Santa Clara may be split into three districts for future voting

    Santa Clara residents will likely see a question on the March 3 ballot next year that asks whether the city should be split into three voting districts, a yearslong contentious topic in the South Bay city.

    The city’s Charter Review Committee, which is an advisory board, has worked on the most recent effort to shape Santa Clara’s future election districts since July. The seven-person group last week voted to recommend the city be split into thirds with two councilmembers from each district, rather than using the six districts, ordered by a Santa Clara County Superior Court judge last year. The mayor would continue to be elected at-large.

    “We have had multiple charter review committees in the past and they have all basically failed,” said Suds Jain, chair of the committee and a member of the Planning Commission. “My goal here was to not fail, so I am trying to make it so that we have the simplest thing that we basically can guarantee will pass in a (ballot) vote.”

    The judge’s order came following a California Fair Voting Rights Act lawsuit last year that alleged the city’s at-large system diluted minorities’ ability to elect their favored candidate and had made it more difficult for minority candidates to be elected.

    A map of the city’s six districts as ordered by a Santa Clara County Superior Court Judge. Image courtesy of Santa Clara city documents

    Judge Thomas Kuhnle agreed with those claims and responded by splitting the city into six districts, which were used in the 2018 election when Karen Hardy and Raj Chahal won. Kuhnle’s order requires Santa Clara to use the six districts through the 2020 elections. The city is appealing that decision.

    Notably, if the city wins its appeal of the judge’s decision, it could change the number of districts before the Nov. 2020 election. If Santa Clara loses its appeal, then the six districts will stay in place through next year, but the city must come up with a plan for future elections and amend its charter to reflect that plan either way.

    That’s where the Charter Review Committee comes in.

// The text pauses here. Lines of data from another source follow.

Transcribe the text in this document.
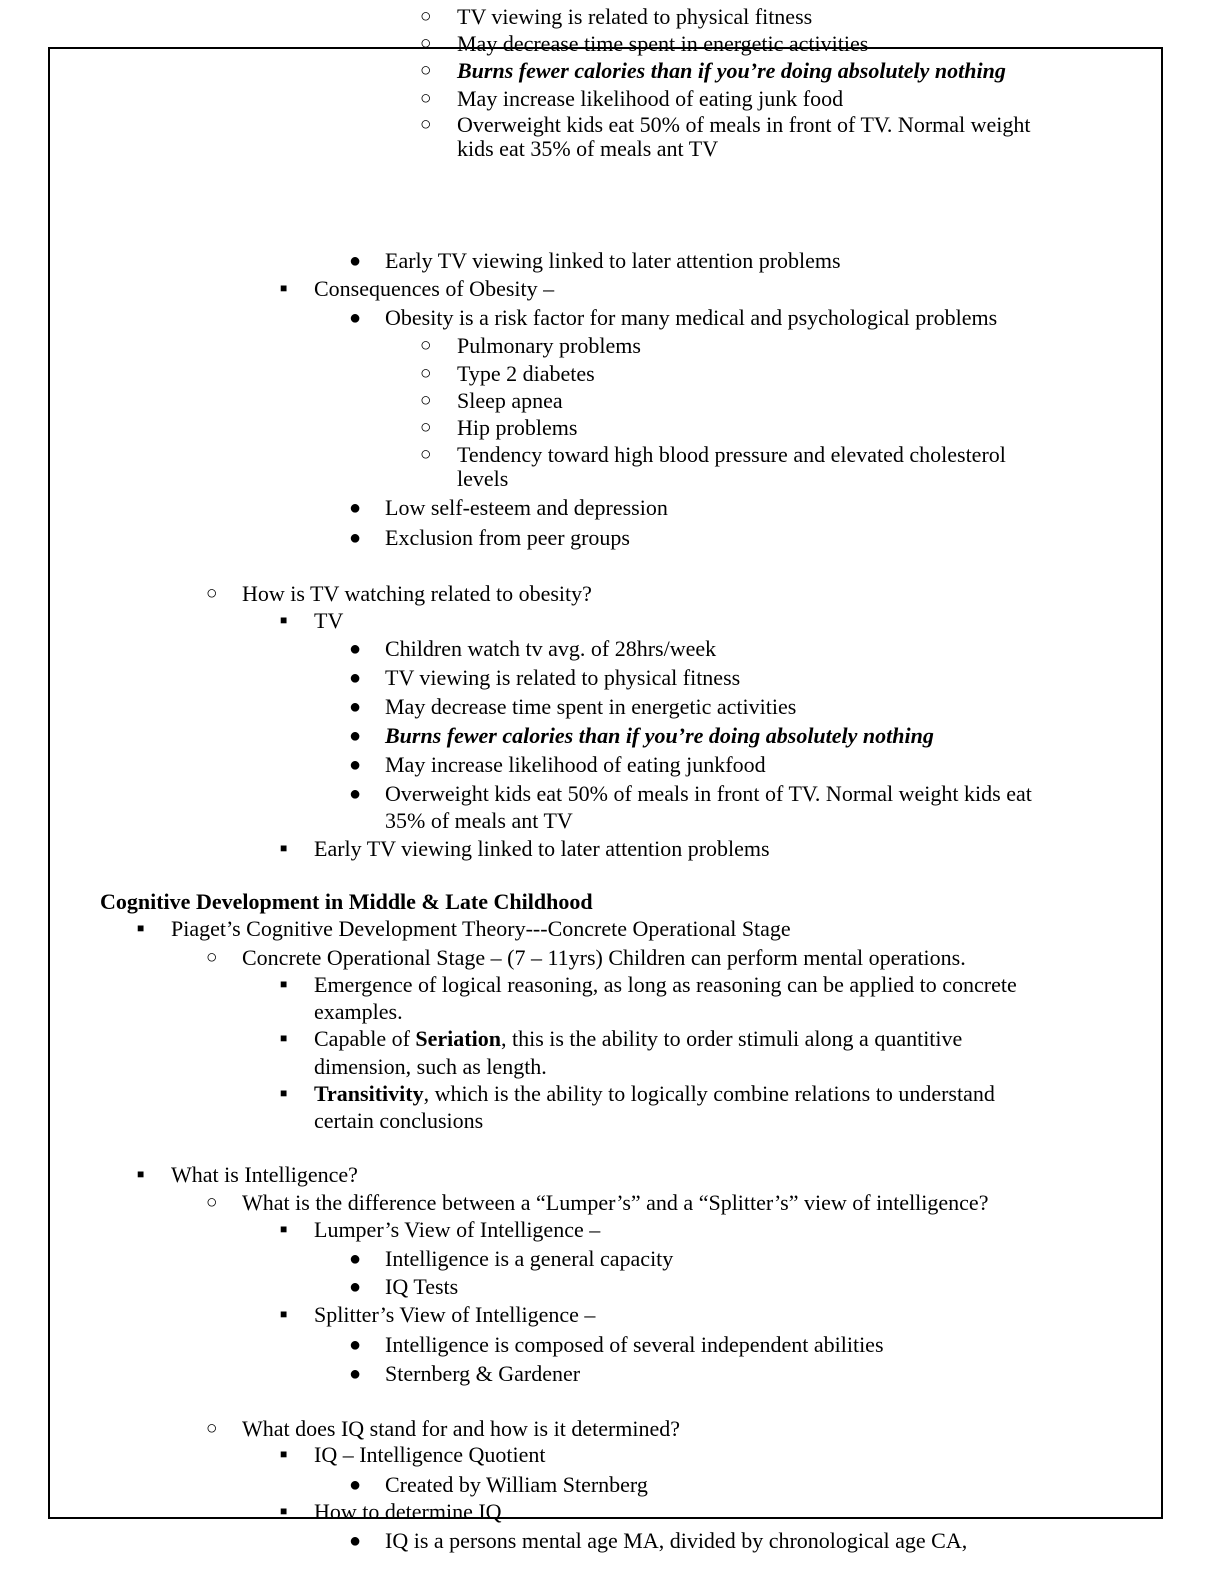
○ TV viewing is related to physical fitness
○ May decrease time spent in energetic activities
○ Burns fewer calories than if you’re doing absolutely nothing
○ May increase likelihood of eating junk food
○ Overweight kids eat 50% of meals in front of TV. Normal weight
kids eat 35% of meals ant TV
● Early TV viewing linked to later attention problems
■ Consequences of Obesity –
● Obesity is a risk factor for many medical and psychological problems
○ Pulmonary problems
○ Type 2 diabetes
○ Sleep apnea
○ Hip problems
○ Tendency toward high blood pressure and elevated cholesterol
levels
● Low self-esteem and depression
● Exclusion from peer groups
○ How is TV watching related to obesity?
■ TV
● Children watch tv avg. of 28hrs/week
● TV viewing is related to physical fitness
● May decrease time spent in energetic activities
● Burns fewer calories than if you’re doing absolutely nothing
● May increase likelihood of eating junkfood
● Overweight kids eat 50% of meals in front of TV. Normal weight kids eat
35% of meals ant TV
■ Early TV viewing linked to later attention problems
Cognitive Development in Middle & Late Childhood
■ Piaget’s Cognitive Development Theory---Concrete Operational Stage
○ Concrete Operational Stage – (7 – 11yrs) Children can perform mental operations.
■ Emergence of logical reasoning, as long as reasoning can be applied to concrete
examples.
■ Capable of Seriation, this is the ability to order stimuli along a quantitive
dimension, such as length.
■ Transitivity, which is the ability to logically combine relations to understand
certain conclusions
■ What is Intelligence?
○ What is the difference between a “Lumper’s” and a “Splitter’s” view of intelligence?
■ Lumper’s View of Intelligence –
● Intelligence is a general capacity
● IQ Tests
■ Splitter’s View of Intelligence –
● Intelligence is composed of several independent abilities
● Sternberg & Gardener
○ What does IQ stand for and how is it determined?
■ IQ – Intelligence Quotient
● Created by William Sternberg
■ How to determine IQ
● IQ is a persons mental age MA, divided by chronological age CA,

    The group has been working to gather community feedback, decide on the number of districts and then craft the language that will appear on the March 3, 2020 ballot regarding how the city should be split up for future elections. Santa Clara councilmembers will need to accept the language before it is sent to the voters.

    Santa Clara created an online poll this year that garnered 238 responses and the committee has held four public meetings on the matter so far. Of the online responses, 149 were in favor of having six districts in the city while 55 responses advocated for splitting Santa Clara into three districts and 78 people said they wanted to see some other number of districts. The survey respondents could be anonymous and were not limited to those who live in Santa Clara.

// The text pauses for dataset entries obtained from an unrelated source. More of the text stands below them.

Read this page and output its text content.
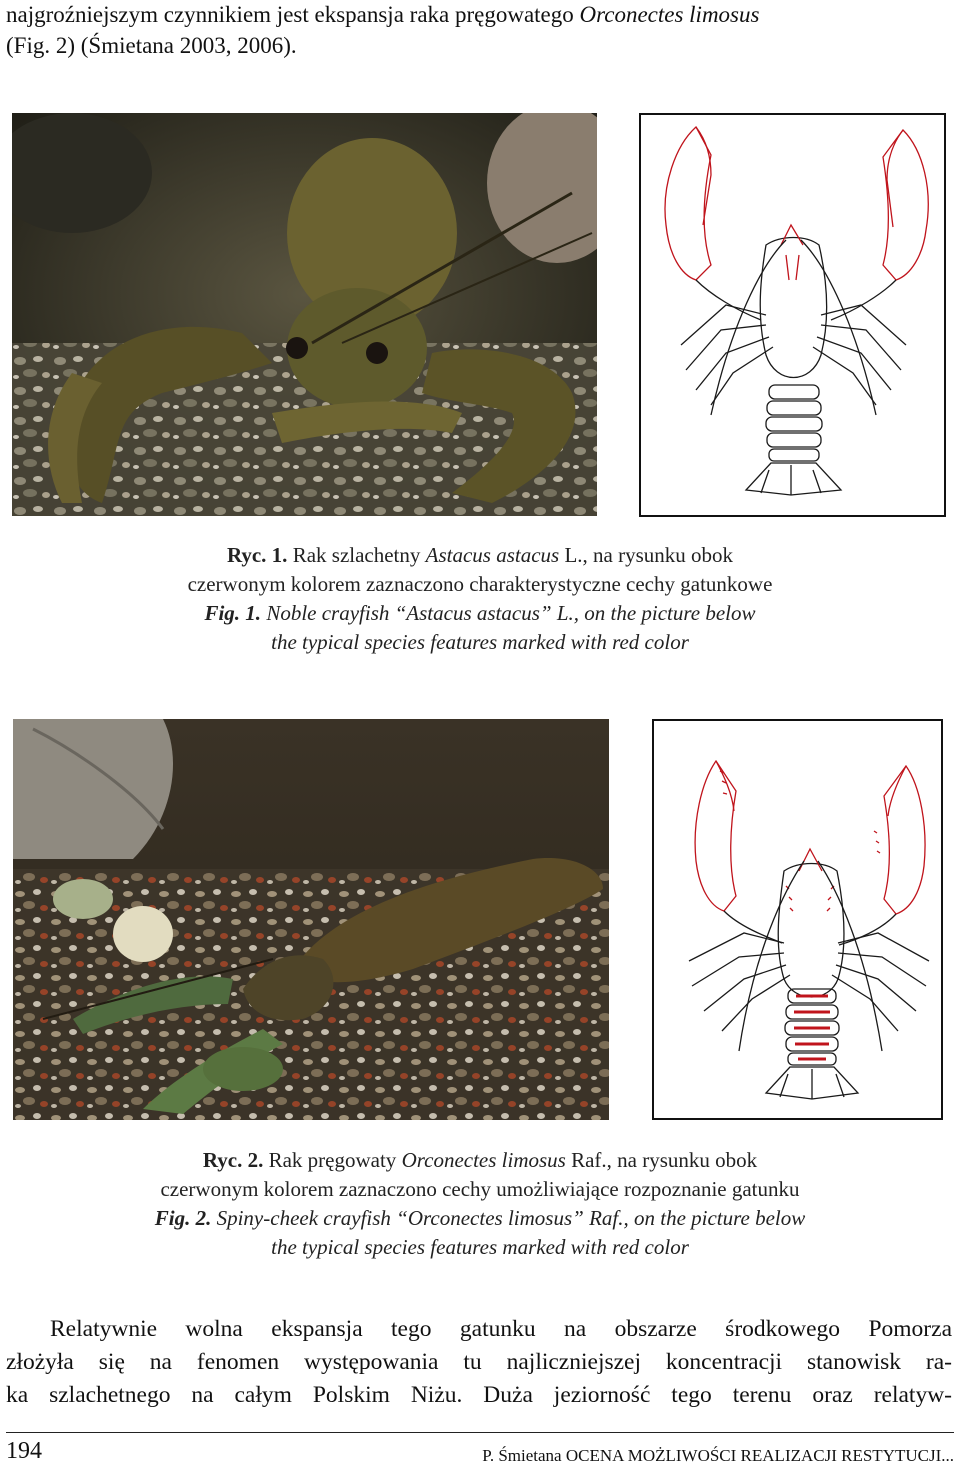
najgroźniejszym czynnikiem jest ekspansja raka pręgowatego Orconectes limosus
(Fig. 2) (Śmietana 2003, 2006).
Ryc. 1. Rak szlachetny Astacus astacus L., na rysunku obok
czerwonym kolorem zaznaczono charakterystyczne cechy gatunkowe
Fig. 1. Noble crayfish “Astacus astacus” L., on the picture below
the typical species features marked with red color
Ryc. 2. Rak pręgowaty Orconectes limosus Raf., na rysunku obok
czerwonym kolorem zaznaczono cechy umożliwiające rozpoznanie gatunku
Fig. 2. Spiny-cheek crayfish “Orconectes limosus” Raf., on the picture below
the typical species features marked with red color
Relatywnie wolna ekspansja tego gatunku na obszarze środkowego Pomorza
złożyła się na fenomen występowania tu najliczniejszej koncentracji stanowisk ra-
ka szlachetnego na całym Polskim Niżu. Duża jeziorność tego terenu oraz relatyw-
194	P. Śmietana OCENA MOŻLIWOŚCI REALIZACJI RESTYTUCJI...
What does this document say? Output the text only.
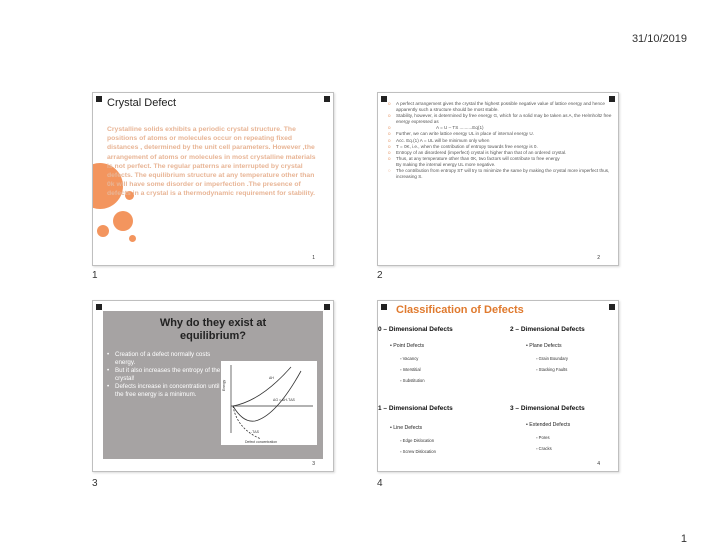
31/10/2019
Crystal Defect
Crystalline solids exhibits a periodic crystal structure. The positions of atoms or molecules occur on repeating fixed distances , determined by the unit cell parameters. However ,the arrangement of atoms or molecules in most crystalline materials is not perfect. The regular patterns are interrupted by crystal defects. The equilibrium structure at any temperature other than 0k will have some disorder or imperfection .The presence of defects in a crystal is a thermodynamic requirement for stability.
1
1
o	A perfect arrangement gives the crystal the highest possible negative value of lattice energy and hence apparently such a structure should be most stable.
o	Stability, however, is determined by free energy G, which for a solid may be taken as A, the Helmholtz free energy expressed as
o	A = U – TS ..........Eq(1)
o	Further, we can write lattice energy UL in place of internal energy U.
o	Acc. Eq.(1) A = UL will be minimum only when
o	T = 0K, i.e., when the contribution of entropy towards free energy is 0.
o	Entropy of an disordered (imperfect) crystal is higher than that of an ordered crystal.
o	Thus, at any temperature other than 0K, two factors will contribute to free energy
By making the internal energy UL more negative.
○	The contribution from entropy ST will try to minimize the same by making the crystal more imperfect thus, increasing S.
2
2
Why do they exist at equilibrium?
• Creation of a defect normally costs energy.
• But it also increases the entropy of the crystal!
• Defects increase in concentration until the free energy is a minimum.
Energy
Defect concentration
ΔH
ΔG = ΔH-TΔS
-TΔS
3
3
Classification of Defects
0 – Dimensional Defects
• Point Defects
▫ Vacancy
▫ Interstitial
▫ Substitution
2 – Dimensional Defects
• Plane Defects
▫ Grain Boundary
▫ Stacking Faults
1 – Dimensional Defects
• Line Defects
▫ Edge Dislocation
▫ Screw Dislocation
3 – Dimensional Defects
• Extended Defects
▫ Pores
▫ Cracks
4
4
1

    Committee members, however, favored the three-district option in a 5-2 vote and said they wanted to shift the election cycle so one councilmember is elected in each district every two years. The current election cycle has four councilmembers elected at once and the remaining two council seats up for election two years later.

    Changing to three districts with an election every two years would keep every resident equally involved every election, several committee members said.

    “Everyone votes every (election) year,” committee member Richard Bonito said during the meeting.

    Along with Bonito, committee members Benjamin Cooley, Stephen Ricossa, Steven Silva and Katherine Almazol voted in favor of creating three districts.

    Jain and committee member Christine Koltermann voted in favor of continuing with six districts in perpetuity.

    “The reason I voted for six is because I wanted to make it as easy as possible for new candidates, and not well funded candidates, to win,” Jain said.

    Koltermann agreed with those sentiments during the meeting, adding that creating smaller districts can help councilmembers better know the people they are representing.

    “This is really a huge advantage,” she said. “The districts are small enough. The candidates need to be able to walk and meet everybody and knock on the doors of their district.”

    What happens next is a complex waiting game with a winding list of possibilities.

    The city is waiting to see what happens with its appeal of Judge Kuhnle’s order, and how voters will respond to the final ballot language next March. The city won’t likely know the results of its appeal until early next year, potentially not until after the March 3 election.

    If the city does not win its appeal, the Nov. 3, 2020 election will be held using six districts. If the city wins its appeal of Kuhnle’s order, then officials have yet to decide whether or not they’ll stick with six districts for the November election.

    But whether the three districts remain on the table for Nov. 2020 — or in the future — depends on how the ballot measure fares with voters. In June 2018, residents voted down Measure A, which aimed to split the city into two districts and add ranked choice voting to the mix.

    Last November, voters overwhelmingly approved Measure N, another ballot measure that started a process to create another ballot measure to amend the city’s charter “to elect its councilmembers, other than the mayor, by district.”

    If voters accept the three district proposal, it will go into effect for the 2022 election, but could come into play earlier depending on the language crafted by the Charter Review Committee and the council as well as the results of the appeal. If voters do not accept the ballot measure, the city will be left with a city charter that still calls for an entire City Council elected at-large, which is the system that spurred the California Fair Voting Act lawsuit.